Advice please .... risks with "no standard" manipulation of packages in node_modules

[Tom Fennelly]

Hi.

I'm just wondering what might be the risks associated with manipulating the contents of the node_modules folder outside the normal "npm install" etc commands. IOW ... are there reasons why the a raw "drop in" of packages into the node_modules is a bad idea Vs doing it through the normal "npm install" mechanisms?

I have a colleague proposing this basic idea as a solution to a problem we have (longer story that probably doesn't need airing here). For me, it just feels like the wrong thing to do (scares me), but my "gut feeling" is not a good enough reason for me to say that I think we should not consider doing it.

So, I'd love if someone could enlighten me to the potential dangers, or if there's no real danger and nothing to worry about.

Thanks guys.

Regards,

Tom.

[Zlatko]

On Wednesday, November 30, 2016 at 6:46:33 PM UTC+1, Tom Fennelly wrote:

Hi.

I'm just wondering what might be the risks associated with manipulating the contents of the node_modules folder outside the normal "npm install" etc commands. IOW ... are there reasons why the a raw "drop in" of packages into the node_modules is a bad idea Vs doing it through the normal "npm install" mechanisms?

TL;DR: it's not a problem if you replace npm-cli tool with another capable tool. 

 

It's basically about convenience. For example, if you've tried yarn (the Facebook's new thingy and npm-cli replacement), it messes up with your node_modules. If you try some npm modules themselves, they can do it too (for example: fix-dropbox-node_modules-symlinks).

Having your module version numbers in package.json, now that's the real deal. What does npm-cli offer:

- keeps track of versions and updates stuff for you,

- takes note of what's a prod dependency, what's a dev dependency, peer dep etc,

- allows for cross-platform stuff.

There's more stuff, but these are, I think, the most important points.

The way I see it, only the last thing might bite you hard, but let's go over those points.

1. Versions and updates

Like I've said, yarn does package version management. Bower does it too. Many tools do, even Sublime or WebStorm can do it for you. The thing is, pick a good thing that you can repeat in production environment and on every dev's workstation, and you're probably ok. If your tool can also update package.json, you're golden - even people who don't use your tooling can probably repeat your steps (or run your one-liner install/setup/config script).

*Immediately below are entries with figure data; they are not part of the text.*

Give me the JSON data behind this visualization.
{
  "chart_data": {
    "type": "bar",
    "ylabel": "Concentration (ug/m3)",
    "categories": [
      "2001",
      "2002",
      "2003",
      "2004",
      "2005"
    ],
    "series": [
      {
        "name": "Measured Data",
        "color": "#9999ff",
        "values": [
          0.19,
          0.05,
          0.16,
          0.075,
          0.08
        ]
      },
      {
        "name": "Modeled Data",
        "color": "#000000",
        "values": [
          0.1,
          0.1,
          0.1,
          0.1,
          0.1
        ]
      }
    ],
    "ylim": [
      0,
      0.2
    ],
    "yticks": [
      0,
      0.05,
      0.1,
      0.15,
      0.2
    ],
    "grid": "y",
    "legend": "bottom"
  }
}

As for updates - if you're "manually" (or by other tool than npm-cli) updating a package version, but still plan to ship without node_modules, you might lose the correct package version. If your other tool is automated, you can simply reuse package.json or something like that, but if you're getting a new module by actually downloading it and saving into node_modules/, you might forget to update your package management.

So, unless you ship node_modules/ directory with all your code, this might be a problem. Again, tools like yarn can update on their own, so no issue.

2. Dev, prod, test, peer etc dependencies

Ah, basically the same. If your replacement tool supports this, no risks. If it doesn't, the risk is again that prod doesn't get a critical module or that devs work with different versions of modules or simply that your git repository is huge and checkout and deployment takes forever.

3. Binary modules

Say you're installing redis and hiredis. hiredis is a binary package. If you drop in your own version manually, and you're actually shipping the node_modules/ folder, your colleague might be using a mac or windows (guess what I'm using :P), so it won't work for them.

But again, tool that takes care of it, takes the pain away.

[Ben Noordhuis]

In the end it's just files on disk. If your node_modules has the
expected layout, node doesn't care if it was you or npm that put the
files there.

[Muhammad Wasim]

You might not be able to install it later on different environments. If you have plans to use containers then you should not drop anything in node_modules. It would be better if you just publish it as an npm package and use it in your code by installing it through proper channel.

Regards,

Muhammad Wasim

--
Job board: http://jobs.nodejs.org/
New group rules: https://gist.github.com/othiym23/9886289#file-moderation-policy-md
Old group rules: https://github.com/joyent/node/wiki/Mailing-List-Posting-Guidelines
---
You received this message because you are subscribed to the Google Groups "nodejs" group.
To unsubscribe from this group and stop receiving emails from it, send an email to nodejs+unsubscribe@googlegroups.com.
To post to this group, send email to nod...@googlegroups.com.
To view this discussion on the web visit https://groups.google.com/d/msgid/nodejs/028d28c0-7566-49fb-ba5b-a57cf64178b4%40googlegroups.com.
For more options, visit https://groups.google.com/d/optout.

--

Regards,

Muhammad Wasim | Lead Software Engineer | Zigron Inc.
E-mail: muhamma...@zigron.com
Website: www.zigron.com

[Tom Fennelly]

Thanks guys. As with many things, the devil is in the detail and the detail of this (in my case) is yet to come out. Thanks a lot for your insights.